Twitter ID: saenishi

浅田真央選手の集大成をお見逃しなく

フィギュア
報道で、他にも点数高くて金メダル候補の選手はたくさんいるのでは、と感じているかもしれません。実際素晴らしい選手もたくさんいる。
 
他に好きな選手はたくさんいるけど、やはり浅田真央選手の凄さは圧倒的だと思う。
 
バンクーバー五輪の時に書きましたが、浅田選手の点数は実力の割になかなか伸びないのです。
具体的には、ジャンプ・スピン・ステップといったエレメンツに対する加点(GOE)と演技構成点(PCS)が低い。
 
私は採点の方がおかしいんじゃないかと思うけど、浅田選手は正面から突破を目指してきました。
 
加点がもらえないなら、圧倒的な質を目指して一からスケートを見直す。
演技構成点が伸びないなら、それぞれの要素をひとつずつ見直す。
得点をもらえている選手がジャンプの飛距離・流れを評価されていることから、より正しいスケーティングでスピードを出すことを試みた。
 
正直あれだけの要素を盛り込んでるプログラムでスピードが少し落ちるくらい、総合してプラスにすべきではと思うけど、とにかく彼女は真っ正面から挑む。
 
現在彼女の点数がどうなってるかは別に書くとして。
 
彼女は今後出てくるかはわからないレベルの、歴史に残るスケーターだと思う。
 
それでもバンクーバー五輪の頃私はこう思っていた。
彼女は音楽を着実にとらえた動きをしているし、振付を正確に演技している。
でも、それゆえに、特にステップあたりはあまりに超絶技巧すぎて「決まった振付を懸命にやっている」という印象も正直ある、と。
 
しかしバンクーバー以降、年を追うごとに演技が彼女の内面と調和しているように感じる。
今季のショートプログラムノクターン」も「ラフマニノフピアノ協奏曲第二番」は、もうまるで、彼女のために作られたかのように聴こえる。
 
もしもバンクーバーの浅田選手の演技があまり好きではなかったという人がいても、今の演技を是非みてほしいです。
 
バンクーバー時点では超絶技巧だったステップは、今も変わらない難解ぶりだ。しかし、それはもう「振付をやっている」とは感じさせず、浅田真央から湧き出る演技になってる。彼女が音楽を操っているかのようだ。
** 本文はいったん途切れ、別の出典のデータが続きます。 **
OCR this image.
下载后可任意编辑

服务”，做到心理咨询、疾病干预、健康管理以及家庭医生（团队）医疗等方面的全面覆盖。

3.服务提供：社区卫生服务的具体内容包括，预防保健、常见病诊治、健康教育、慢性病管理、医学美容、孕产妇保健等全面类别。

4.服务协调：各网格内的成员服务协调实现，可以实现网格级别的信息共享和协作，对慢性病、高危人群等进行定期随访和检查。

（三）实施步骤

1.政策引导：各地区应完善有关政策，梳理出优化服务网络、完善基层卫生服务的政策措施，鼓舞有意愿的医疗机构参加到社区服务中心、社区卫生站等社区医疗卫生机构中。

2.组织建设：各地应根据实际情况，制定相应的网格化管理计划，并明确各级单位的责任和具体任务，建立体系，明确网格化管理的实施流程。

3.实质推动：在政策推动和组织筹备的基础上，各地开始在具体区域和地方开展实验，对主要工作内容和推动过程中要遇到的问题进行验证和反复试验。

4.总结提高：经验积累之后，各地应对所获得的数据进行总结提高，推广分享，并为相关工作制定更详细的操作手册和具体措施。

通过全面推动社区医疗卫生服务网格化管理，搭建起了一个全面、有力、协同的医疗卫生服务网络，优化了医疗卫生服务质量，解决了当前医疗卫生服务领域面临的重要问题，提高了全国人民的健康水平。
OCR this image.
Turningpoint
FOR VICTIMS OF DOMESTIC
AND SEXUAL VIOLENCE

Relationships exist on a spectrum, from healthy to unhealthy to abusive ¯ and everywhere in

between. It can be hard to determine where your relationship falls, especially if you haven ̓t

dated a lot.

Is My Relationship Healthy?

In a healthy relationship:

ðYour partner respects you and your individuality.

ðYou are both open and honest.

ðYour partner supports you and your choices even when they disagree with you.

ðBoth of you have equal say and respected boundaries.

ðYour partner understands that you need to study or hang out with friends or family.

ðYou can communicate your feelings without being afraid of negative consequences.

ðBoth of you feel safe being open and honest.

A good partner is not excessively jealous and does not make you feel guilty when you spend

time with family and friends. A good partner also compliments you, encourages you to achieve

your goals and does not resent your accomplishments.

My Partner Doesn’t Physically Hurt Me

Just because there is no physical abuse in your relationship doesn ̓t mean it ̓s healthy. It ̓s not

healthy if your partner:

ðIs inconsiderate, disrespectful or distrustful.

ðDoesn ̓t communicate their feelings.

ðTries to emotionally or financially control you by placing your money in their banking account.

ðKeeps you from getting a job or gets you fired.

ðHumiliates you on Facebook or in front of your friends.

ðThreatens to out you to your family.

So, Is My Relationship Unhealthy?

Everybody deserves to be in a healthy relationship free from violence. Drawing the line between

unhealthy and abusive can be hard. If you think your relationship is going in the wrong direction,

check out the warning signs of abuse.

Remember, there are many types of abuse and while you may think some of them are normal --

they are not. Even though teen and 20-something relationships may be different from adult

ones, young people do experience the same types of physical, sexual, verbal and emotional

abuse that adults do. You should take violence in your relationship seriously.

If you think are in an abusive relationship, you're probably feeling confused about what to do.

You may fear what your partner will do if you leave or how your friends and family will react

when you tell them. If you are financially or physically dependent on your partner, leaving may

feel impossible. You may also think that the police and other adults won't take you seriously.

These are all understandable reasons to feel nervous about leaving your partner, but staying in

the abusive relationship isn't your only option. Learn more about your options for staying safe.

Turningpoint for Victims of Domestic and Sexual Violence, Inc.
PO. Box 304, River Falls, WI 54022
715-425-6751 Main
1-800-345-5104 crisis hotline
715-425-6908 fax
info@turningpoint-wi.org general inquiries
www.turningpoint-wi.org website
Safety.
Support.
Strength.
かつてタラソワが「乗り越えろ」と与えた課題を今や彼女は完全に自分の武器にした。
 
個人的には「ノクターン」が本当に絶品だと思う。
曲が流れると、花がほころぶかのような笑顔。そしてまるでバレエのような優雅さが、手先の小さな所作にまで溢れる。
そこに、どの選手をも上回る技術構成を入れながら舞う。
 
ちなみにこのショートプログラムは個人戦の前に団体戦で披露される見込みです(大人の事情でメンバーの公式発表は直前ですが)。お見逃しなく。
 
そして彼女のスケート人生集大成となるフリーのラフマニノフ
冒頭のトリプルアクセルの成否は彼女に取っても大きなものだけど、曲が終わるその瞬間まで、観客を魅了してやまないだろう。
 
彼女が四年間、過去の雪辱を果たしたいと努力したことは多く報道されてる。彼女が人間的に素晴らしいことは言うまでもない。
 
でもあえて言おう。
そういう苦労話より、彼女の演技そのものを見てほしい。
何故ならフィギュア史最高峰の演技だから。
 
もちろん他の素晴らしい選手もみてほしいけど、浅田選手だけは見逃さないでほしいのでした。